Now, the ‘received’ understanding of the relationship between Joy and C.S Lewis is that the secular marriage in 1956 was a purely nominal affair. The renewal of Joy's visa to remain in England had been refused, and Lewis, a bachelor, went through the marriage ceremony simply in order to make her a British citizen. They were at this time only friends; the relationship did not turn into love, and a real marriage, until after Lewis knew that she was terminally ill. The Hooper-Green biography describes Lewis as "doing the only thing that a gentleman could have done". This is, of course, the premise of Shadowlands. However, the situation actually seems to have been a good deal more complicated than that.
Lyle Dorset, in his biography of Joy, quotes a friend of Joy's as quoting her as saying in 1956 how happy she was to "hold hands with Jack and walk through the heather." This implies that she was in love with him at this time even if he wasn't with her. George Sayer says that he doesn't believe this, since it would have been out of character for Lewis to hold hands with a woman he didn't think he could marry.
George Sayer knew about the ‘secret’ registry office marriage and reports that Lewis positively stated at this time that he was not in love with Joy. (Indeed, he records a cryptic remark of Lewis's made in 1955 to the effect that he might have considered marrying Ruth Pitter had he not "burned all his bridges behind him".)
Lewis wrote to Arthur Greeves in 1955, that a ‘real’ marriage to Joy would, in his view, be adultery, and that the projected ‘technical’ marriage must not be allowed to turn into a ‘real’ one for this reason "an easy resolution when one doesn't in the least want it."
However, Lewis's brother Warren evidently believed that Lewis' was not being entirely honest with himself about the situation, writing in his diary that when Jack told him the marriage was purely formal that "I saw the uselessness of disabusing him."
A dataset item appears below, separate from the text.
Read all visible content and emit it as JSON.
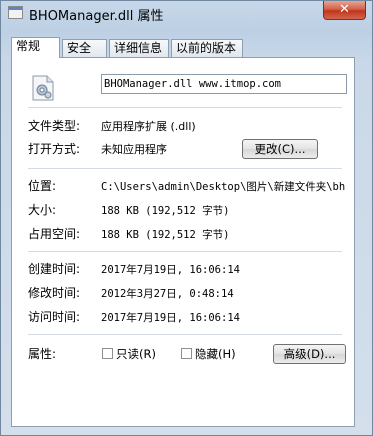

Douglas Gresham (Joy's son and Lewis's stepson) paints a rather different picture of the events. He reports that Lewis told him in 1956 that the reason he had left Oxford and taken the post in Cambridge was that "when a man is considering getting married...he has to consider things like a better salary with which to support them". This would mean that Lewis had thought of marrying Joy before her English visa had become an issue, indeed (astonishingly) before she was formally divorced from her first husband. He goes on to say that "whatever he may have told his friends and colleagues" Lewis and Joy very rapidly came to regard the registry office wedding as a real marriage; and that they made plans for Joy to move into Lewis's home "long before March 1956."